Further interrogation of induced sputum transcriptomic profile in relation to the airway 16SrRNA amplicon sequence data illuminated the relationship between the airway microbiome and the mucosal immune responses in a rural Ugandan HIV-COPD cohort. Pro-inflammatory gene signatures, ccl4, ccl3, ilr1, irak2, cxcl2, hivep2, ccl3l3, cxcl8, ccl4l2, rel, and cxcl9 enriched the airways of a COPD population and positively correlated with microbiome-derived outer membrane vesicles, a marker of live bacterial biomass. Depletion of keystone species or enrichment of specific pathobionts in the airways drove a pro-inflammatory gene signature expression, an effect possibly driven by microbiome-derived outer membrane vesicles (OMVs) signaling via TLRs to activate the NF-kB and chemokine signaling pathways.

Conclusions: : The COPD phenotype we observe in Africa is infection-driven NOT smoking-driven. Depletion of keystone species or enrichment of specific pathobionts in the airways drives a pro-inflammatory gene signature. This effect is possibly driven by microbiome-derived outer membrane vesicles (OMVs), signaling via TLRs to activate NF-kB and chemokine signaling pathways.Enrichment with streptococcal spp was associated with increased Th17-like immune cells. On the contrary, depletion of streptococcal spp was associated with increased NKT cell response.
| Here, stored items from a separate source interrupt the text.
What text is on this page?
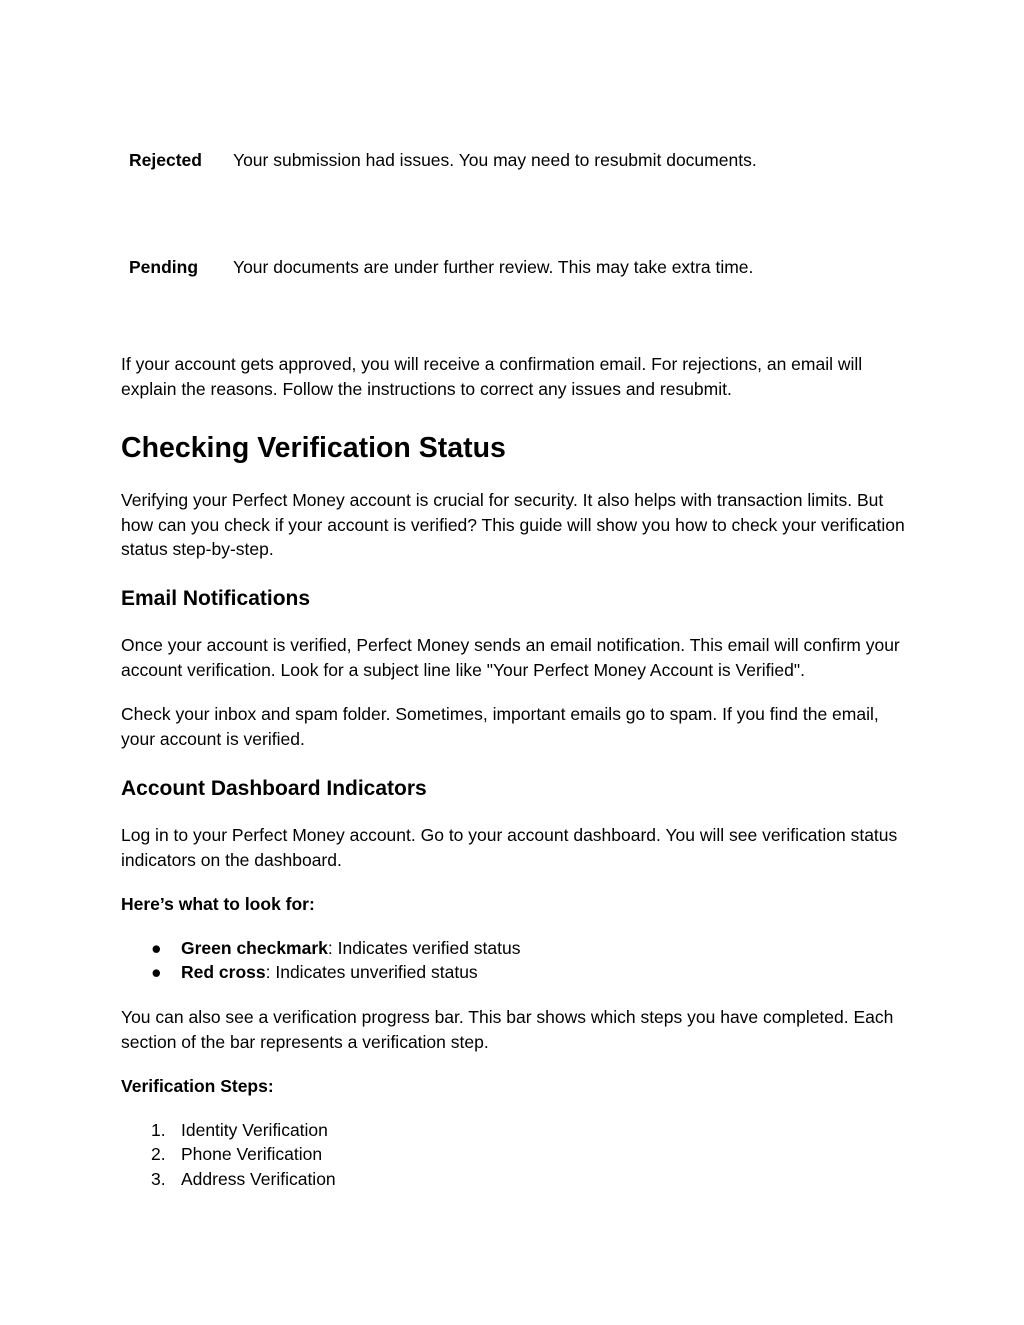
Rejected Your submission had issues. You may need to resubmit documents.
Pending Your documents are under further review. This may take extra time.

If your account gets approved, you will receive a confirmation email. For rejections, an email will explain the reasons. Follow the instructions to correct any issues and resubmit.

Checking Verification Status

Verifying your Perfect Money account is crucial for security. It also helps with transaction limits. But how can you check if your account is verified? This guide will show you how to check your verification status step-by-step.

Email Notifications

Once your account is verified, Perfect Money sends an email notification. This email will confirm your account verification. Look for a subject line like "Your Perfect Money Account is Verified".

Check your inbox and spam folder. Sometimes, important emails go to spam. If you find the email, your account is verified.

Account Dashboard Indicators

Log in to your Perfect Money account. Go to your account dashboard. You will see verification status indicators on the dashboard.

Here’s what to look for:

● Green checkmark: Indicates verified status
● Red cross: Indicates unverified status

You can also see a verification progress bar. This bar shows which steps you have completed. Each section of the bar represents a verification step.

Verification Steps:

1. Identity Verification
2. Phone Verification
3. Address Verification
In conclusion, the airway-microbiome immune crosstalk in a Ugandan COPD cohort was driven by Streptococcus, associated with Th17 and NKT cell immune responses. 

Outputs and achievements  

1. We established the airway microbiome-immune crosstalk Lab at Makerere University.
2. We developed a novel airway microbiome-immune library.
3. We trained one bioinformatician in metagenomics, transcriptomics and proteomics during the project.
4. We trained one immunologist in CyTOF and OMV ELISA during the project 

Implications

1. The COPD phenotype we observe in Africa is infection-driven NOT smoking-driven.
2. Immune pathways driving COPD are Toll-like receptor signalling, Nuclear factor kappa B and chemokine pathways
3. We are now piloting the airway microbiome immune library’s utility in deciphering the airway microbiome crosstalk in other diseases such as TB. 

Results dissemination

Through workshops, community outreaches and community advisory board meetings, we have successfully disseminated our findings to our primary stake holders ( participants) and policy makers. The COPD phenotype we observe in Africa is infection-driven NOT smoking-driven. More emphasis has to be put on the treatment of lung infections. 

Socio-economic impact of the action, including its wider societal implications

We have improved access to COPD screening and treatment in rural Ugandan communities. There has been community sensitization and increased awareness about COPD and its risk factors in rural Ugandan communities. 

Progress beyond the state of the art and expected potential impact

We have successfully established the airway microbiome-immune crosstalk laboratory/ working group at Makerere University. We are currently investigating how such microbial signatures impact airway mucosal immunity in the setting of HIV and COPD, utilizing a well-characterized cohort, we have built over the last 5 years. We have established a niche in the field of HIV-COPD mucosal immunobiology, testing novel chronic airway inflammation models as platforms to immune-phenotype airway microbiome with a goal of identifying novel immune-protective and inflammatory signatures using multi-omics approaches.